Campus university

From Wikipedia, the free encyclopedia

A campus university is a British term for a University situated on one site - with student accommodation, teaching and research facilities, and leisure activities all together. It is derived from the Latin term campus.

Some of the universities founded before the Second World War (for example, the University of Reading) were concentrated on a single site, as opposed to being spread throughout a town, but the term is most commonly associated with the boom in new universities in the United Kingdom after the Second World War which led to the creation of many new institutions. The first of these new institutions was Keele University which was established in 1949. These newer institutions are also known as plate glass universities (originally a term of contempt).

The founding of these new institutions initiated a wave of far reaching expansion in Higher Education within the UK and helped open access to Higher Education to students who found access to the more traditional universities difficult or closed. The traditional universities tended to attract students from the exclusive private education sector in the UK and from privileged backgrounds whereas Campus Universities attracted students from all classes, backgrounds and schools (especially the state funded Grammar and then later Comprehensive schools).

These institutions also promoted "new" courses of study and so helped initiate not just a great expansion in numbers of students but in the range of subjects studied.

Therefore many students in the Campus Universities, particularly in the post war period 1950 to 1970 were the first member of their family ever to go to University and studying new and "exciting" topics, which lent a radical edge to the experience of Higher Education.

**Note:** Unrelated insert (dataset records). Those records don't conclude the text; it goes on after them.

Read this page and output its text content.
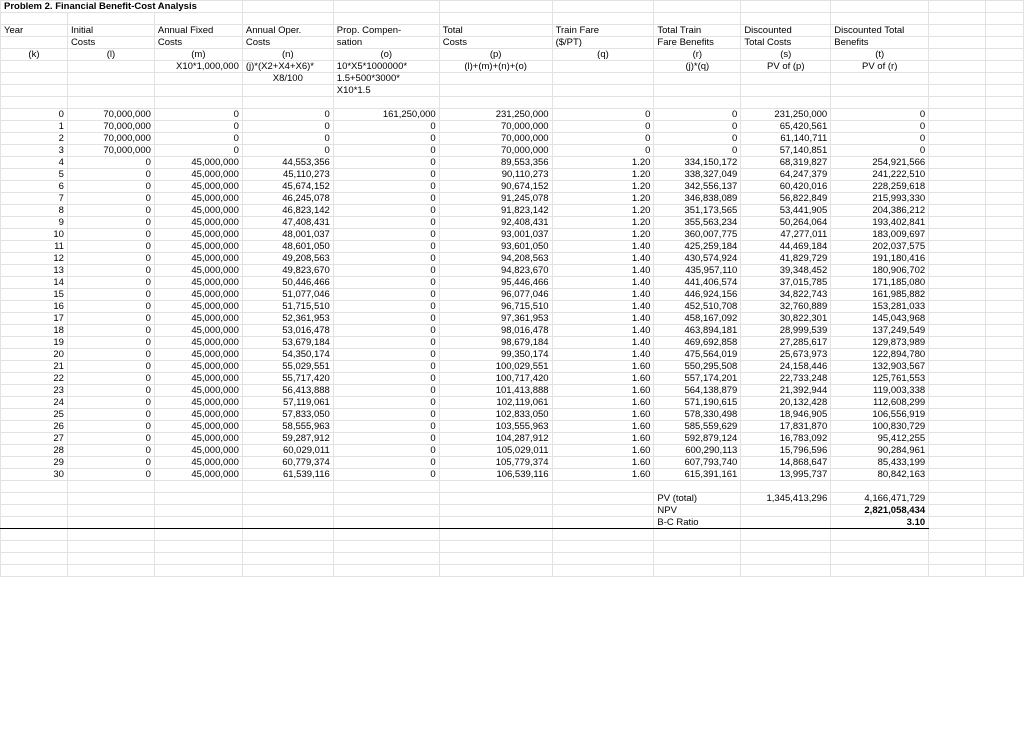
Problem 2. Financial Benefit-Cost Analysis											

Year	Initial	Annual Fixed	Annual Oper.	Prop. Compen-	Total	Train Fare	Total Train	Discounted	Discounted Total		
	Costs	Costs	Costs	sation	Costs	($/PT)	Fare Benefits	Total Costs	Benefits		
(k)	(l)	(m)	(n)	(o)	(p)	(q)	(r)	(s)	(t)		
		X10*1,000,000	(j)*(X2+X4+X6)*	10*X5*1000000*	(l)+(m)+(n)+(o)		(j)*(q)	PV of (p)	PV of (r)		
			X8/100	1.5+500*3000*							
				X10*1.5							

0	70,000,000	0	0	161,250,000	231,250,000	0	0	231,250,000	0		
1	70,000,000	0	0	0	70,000,000	0	0	65,420,561	0		
2	70,000,000	0	0	0	70,000,000	0	0	61,140,711	0		
3	70,000,000	0	0	0	70,000,000	0	0	57,140,851	0		
4	0	45,000,000	44,553,356	0	89,553,356	1.20	334,150,172	68,319,827	254,921,566		
5	0	45,000,000	45,110,273	0	90,110,273	1.20	338,327,049	64,247,379	241,222,510		
6	0	45,000,000	45,674,152	0	90,674,152	1.20	342,556,137	60,420,016	228,259,618		
7	0	45,000,000	46,245,078	0	91,245,078	1.20	346,838,089	56,822,849	215,993,330		
8	0	45,000,000	46,823,142	0	91,823,142	1.20	351,173,565	53,441,905	204,386,212		
9	0	45,000,000	47,408,431	0	92,408,431	1.20	355,563,234	50,264,064	193,402,841		
10	0	45,000,000	48,001,037	0	93,001,037	1.20	360,007,775	47,277,011	183,009,697		
11	0	45,000,000	48,601,050	0	93,601,050	1.40	425,259,184	44,469,184	202,037,575		
12	0	45,000,000	49,208,563	0	94,208,563	1.40	430,574,924	41,829,729	191,180,416		
13	0	45,000,000	49,823,670	0	94,823,670	1.40	435,957,110	39,348,452	180,906,702		
14	0	45,000,000	50,446,466	0	95,446,466	1.40	441,406,574	37,015,785	171,185,080		
15	0	45,000,000	51,077,046	0	96,077,046	1.40	446,924,156	34,822,743	161,985,882		
16	0	45,000,000	51,715,510	0	96,715,510	1.40	452,510,708	32,760,889	153,281,033		
17	0	45,000,000	52,361,953	0	97,361,953	1.40	458,167,092	30,822,301	145,043,968		
18	0	45,000,000	53,016,478	0	98,016,478	1.40	463,894,181	28,999,539	137,249,549		
19	0	45,000,000	53,679,184	0	98,679,184	1.40	469,692,858	27,285,617	129,873,989		
20	0	45,000,000	54,350,174	0	99,350,174	1.40	475,564,019	25,673,973	122,894,780		
21	0	45,000,000	55,029,551	0	100,029,551	1.60	550,295,508	24,158,446	132,903,567		
22	0	45,000,000	55,717,420	0	100,717,420	1.60	557,174,201	22,733,248	125,761,553		
23	0	45,000,000	56,413,888	0	101,413,888	1.60	564,138,879	21,392,944	119,003,338		
24	0	45,000,000	57,119,061	0	102,119,061	1.60	571,190,615	20,132,428	112,608,299		
25	0	45,000,000	57,833,050	0	102,833,050	1.60	578,330,498	18,946,905	106,556,919		
26	0	45,000,000	58,555,963	0	103,555,963	1.60	585,559,629	17,831,870	100,830,729		
27	0	45,000,000	59,287,912	0	104,287,912	1.60	592,879,124	16,783,092	95,412,255		
28	0	45,000,000	60,029,011	0	105,029,011	1.60	600,290,113	15,796,596	90,284,961		
29	0	45,000,000	60,779,374	0	105,779,374	1.60	607,793,740	14,868,647	85,433,199		
30	0	45,000,000	61,539,116	0	106,539,116	1.60	615,391,161	13,995,737	80,842,163		

							PV (total)	1,345,413,296	4,166,471,729		
							NPV		2,821,058,434		
							B-C Ratio		3.10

Originally looked down on by the older universities many Campus Universities within the UK are now large elite institutions, educationally on a par with their older rivals.

Campus Universities are contrasted to Collegiate universities, based on a number of Colleges (such as Oxford, Durham or Cambridge Universities) or a university consisting of a number of sites, or even individual buildings, spread throughout a town (such as Edinburgh University). Confusingly, multi-site universities often call each separate site "a campus" and many original Campus Universities now have expanded to more than one site (or campus), for example the University of Nottingham.

The classic Campus University is often found on the edge of cities, such as the University of East Anglia which is 3-miles from the city of Norwich, the University of Essex near Colchester, Warwick University near Coventry or Keele University near Newcastle-under-Lyme.